One of the things I loved was the list of tradition story starters and enders, the Spanish equivalents of “Once Upon a Time” and “They Lived Happily Ever After”. I always loved those when I was growing up. My favorite beginning was “En la tierra del olvido donde de nada nadie se acuerda, habia...” which means In the land of forgetting, where of nothing or no one remembers, there was…. My favorite ending to a tale was “Y colorin colorado, este cuento acabado” which really makes no sense, it’s a little rhyme that say something like and (I have no idea what colorin means) red, this tale has ended. Something like that, it really doesn’t translate but it always sounded funny when I was little and my grandfather said it, then clapped his hands once loudly, but enough of my memories.
The book is great. It includes my personal favorite, Blanca Flor as well as many others. The illustrations are fantastic, which is no surprise since the book is illustrated by four very well known Latino illustrators. My favorite illustration is on page 64. It is the most amazing and dreamy illustration of an indigenous boy grasping the feather of the pajaro de fuego (firebird) with one hand and the multi-colored mane of his horse with the other. The artwork is so amazing and ethereal that it just feels like you’re walking into another world.

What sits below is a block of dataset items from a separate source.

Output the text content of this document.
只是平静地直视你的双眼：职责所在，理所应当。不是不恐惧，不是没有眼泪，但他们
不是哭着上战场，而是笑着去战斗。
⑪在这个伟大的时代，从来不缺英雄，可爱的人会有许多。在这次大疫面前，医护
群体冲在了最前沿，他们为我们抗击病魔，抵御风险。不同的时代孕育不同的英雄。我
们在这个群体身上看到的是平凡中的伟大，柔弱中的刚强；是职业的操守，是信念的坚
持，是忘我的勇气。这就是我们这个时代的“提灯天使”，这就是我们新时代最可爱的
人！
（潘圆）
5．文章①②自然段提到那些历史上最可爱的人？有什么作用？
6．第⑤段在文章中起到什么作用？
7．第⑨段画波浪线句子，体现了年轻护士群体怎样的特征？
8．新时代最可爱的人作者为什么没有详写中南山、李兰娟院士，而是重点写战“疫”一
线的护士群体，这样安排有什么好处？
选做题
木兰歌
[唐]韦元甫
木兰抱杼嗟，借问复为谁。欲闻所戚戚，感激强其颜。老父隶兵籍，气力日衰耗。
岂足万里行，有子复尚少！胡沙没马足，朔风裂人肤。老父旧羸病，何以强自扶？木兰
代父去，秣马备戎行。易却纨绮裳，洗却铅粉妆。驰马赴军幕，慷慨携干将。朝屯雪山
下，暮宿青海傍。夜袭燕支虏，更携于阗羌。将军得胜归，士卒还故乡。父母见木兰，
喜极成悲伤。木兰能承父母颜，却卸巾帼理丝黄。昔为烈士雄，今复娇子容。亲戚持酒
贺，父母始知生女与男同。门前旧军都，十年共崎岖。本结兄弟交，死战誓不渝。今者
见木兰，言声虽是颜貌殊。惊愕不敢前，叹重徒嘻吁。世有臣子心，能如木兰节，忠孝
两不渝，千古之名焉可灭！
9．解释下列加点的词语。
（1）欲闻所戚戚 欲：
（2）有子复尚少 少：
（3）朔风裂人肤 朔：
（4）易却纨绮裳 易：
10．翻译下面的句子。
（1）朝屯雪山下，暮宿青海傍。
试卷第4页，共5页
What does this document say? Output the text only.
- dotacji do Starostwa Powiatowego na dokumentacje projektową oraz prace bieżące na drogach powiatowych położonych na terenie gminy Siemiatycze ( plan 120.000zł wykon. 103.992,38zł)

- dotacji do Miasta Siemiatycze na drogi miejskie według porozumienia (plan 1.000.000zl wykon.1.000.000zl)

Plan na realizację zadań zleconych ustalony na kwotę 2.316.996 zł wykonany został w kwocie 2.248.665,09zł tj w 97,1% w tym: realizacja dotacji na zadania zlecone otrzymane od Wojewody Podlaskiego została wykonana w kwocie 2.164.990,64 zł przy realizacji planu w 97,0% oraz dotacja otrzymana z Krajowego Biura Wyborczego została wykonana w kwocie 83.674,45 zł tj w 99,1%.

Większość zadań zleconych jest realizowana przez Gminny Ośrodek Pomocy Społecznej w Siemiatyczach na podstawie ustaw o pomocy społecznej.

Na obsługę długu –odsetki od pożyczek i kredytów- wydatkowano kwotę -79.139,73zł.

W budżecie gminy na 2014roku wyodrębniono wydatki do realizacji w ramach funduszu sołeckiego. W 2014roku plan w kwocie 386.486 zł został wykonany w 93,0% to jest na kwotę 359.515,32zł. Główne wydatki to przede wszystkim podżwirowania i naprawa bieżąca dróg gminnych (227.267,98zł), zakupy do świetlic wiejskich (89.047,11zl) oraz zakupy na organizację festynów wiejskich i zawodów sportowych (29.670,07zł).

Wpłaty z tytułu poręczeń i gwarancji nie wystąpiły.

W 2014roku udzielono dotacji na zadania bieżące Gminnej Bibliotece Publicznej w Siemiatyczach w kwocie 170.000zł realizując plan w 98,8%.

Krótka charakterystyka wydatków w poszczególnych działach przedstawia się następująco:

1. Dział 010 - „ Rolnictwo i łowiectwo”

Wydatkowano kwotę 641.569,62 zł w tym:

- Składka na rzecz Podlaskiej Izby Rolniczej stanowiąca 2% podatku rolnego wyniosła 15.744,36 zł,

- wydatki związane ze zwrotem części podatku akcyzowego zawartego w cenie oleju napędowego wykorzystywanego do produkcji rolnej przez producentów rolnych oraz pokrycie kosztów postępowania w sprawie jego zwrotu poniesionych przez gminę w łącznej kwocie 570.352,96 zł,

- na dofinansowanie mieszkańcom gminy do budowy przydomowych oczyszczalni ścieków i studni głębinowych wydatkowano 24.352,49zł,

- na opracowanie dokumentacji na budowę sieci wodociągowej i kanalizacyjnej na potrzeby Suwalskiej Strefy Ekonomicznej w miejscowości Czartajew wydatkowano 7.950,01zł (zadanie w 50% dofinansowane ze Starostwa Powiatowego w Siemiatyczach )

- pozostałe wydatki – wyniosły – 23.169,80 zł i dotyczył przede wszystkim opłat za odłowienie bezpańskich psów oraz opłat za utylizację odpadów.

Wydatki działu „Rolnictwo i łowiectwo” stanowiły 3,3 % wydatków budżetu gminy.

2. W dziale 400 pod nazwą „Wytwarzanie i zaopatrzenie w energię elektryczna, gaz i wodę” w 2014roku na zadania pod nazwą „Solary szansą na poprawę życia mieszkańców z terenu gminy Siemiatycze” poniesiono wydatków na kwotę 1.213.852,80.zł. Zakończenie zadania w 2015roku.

I thought the book did best as a read aloud book. I loved all the stories and they were just so much better told out loud to a group of rapt little faces. My granddaughter loves the story of Catalina, La Zorra or Catalina the Fox. It makes her laugh out loud every time I read it. Another favorite of hers is El Castillo de Chuchurumbe which is a poem something like The House that Jack Built. I highly recommend this book either in English or in Spanish. I hope that the authors do a second volume of these!